Federal Reserve Chairman Jerome Powell warned Congress that while the Federal Reserve continues to expect inflation will move down "significantly" over the next year, it "now appears that factors pushing inflation upward will linger well into next year."

The new COVID-19 variant Omicron could have a negative impact on employment and inflation, Powell told Congress Tuesday in his prepared remarks.

"The recent rise in COVID-19 cases and the emergence of the Omicron variant pose downside risks to employment and economic activity and increased uncertainty for inflation. Greater concerns about the virus could reduce people's willingness to work in person, which would slow progress in the labor market and intensify supply-chain disruptions," Powell said. He was appearing at a hearing before the Senate Committee on Banking, Housing and Urban Affairs to testify about the economic recovery from the pandemic. Powell did later emphasize he does not think the effects on the economy will be remotely comparable to the COVID-19 shutdowns of last March.

The World Health Organization flagged Omicron as a COVID variant of concern on Friday: It appears to spread quickly, and it's not yet known how effective existing vaccines are against it. According to Dr. Anthony Fauci, it'll be about two weeks before more is known about its transmissibility, severity and other characteristics. 

The Biden administration acted quickly to try and slow the spread of the new variant in the U.S., imposing travel restrictions on eight countries in Southern Africa. Officials are also urging Americans to get vaccinated or booster shots. On Monday, President Biden sought to calm Americans, characterizing the variant as cause for concern, but not panic. 

While Powell acknowledged that the economy is continuing to strengthen and conditions in the labor market are still improving, he also reminded senators that over the summer, the rapidly spreading Delta variant slowed the economic recovery and intensified supply chain disruptions. 

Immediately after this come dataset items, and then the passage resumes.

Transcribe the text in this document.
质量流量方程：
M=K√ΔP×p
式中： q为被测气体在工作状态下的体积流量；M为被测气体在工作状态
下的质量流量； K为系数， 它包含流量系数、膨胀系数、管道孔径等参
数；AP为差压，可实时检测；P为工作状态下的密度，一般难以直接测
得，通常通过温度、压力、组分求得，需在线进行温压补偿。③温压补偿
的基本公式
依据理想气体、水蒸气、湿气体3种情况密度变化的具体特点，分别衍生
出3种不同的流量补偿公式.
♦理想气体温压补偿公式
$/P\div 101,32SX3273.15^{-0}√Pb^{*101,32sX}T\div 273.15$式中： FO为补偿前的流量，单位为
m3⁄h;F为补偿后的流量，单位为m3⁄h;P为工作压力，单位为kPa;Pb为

At the same time, Americans have been slammed by higher than anticipated prices as the U.S. struggles to reopen. Last month's Consumer Price Index showed inflation had risen at its fastest annual rate in more than 30 years at 6.2%. 

"Pandemic-related supply and demand imbalances have contributed to notable price increases in some areas. Supply chain problems have made it difficult for producers to meet strong demand, particularly for goods. Increases in energy prices and rents are also pushing inflation upward," Powell said during his remarks. 

The remarks about inflation echo past statements by Powell that it could persist into the third quarter of 2022. 

"We understand that high inflation imposes significant burdens, especially on those less able to meet the higher costs of essentials like food, housing, and transportation," Powell said. "We are committed to our price-stability goal. We will use our tools both to support the economy and a strong labor market and to prevent higher inflation from becoming entrenched." 

When asked by lawmakers how the Federal Reserve got its inflation forecasts wrong, Powell acknowledged they did not predict the supply chain issues in their projections. 

Treasury Secretary Janet Yellen also testified before senators on the state of the economic recovery from the pandemic Tuesday. Yellen has said if the U.S. wants to bring inflation down, it needs to make progress with the pandemic and when it succeeds, she anticipates prices will go return to normal some time in the second half of next year. 

Meanwhile, the U.S. continues to make progress in bringing down unemployment. On Friday, the Labor Department will release the jobs report for November. Last month, the economy added a higher than anticipated 531,000 jobs and revised the two prior reports upwards, after disappointing September and August numbers. The unemployment rate last month fell to 4.6%.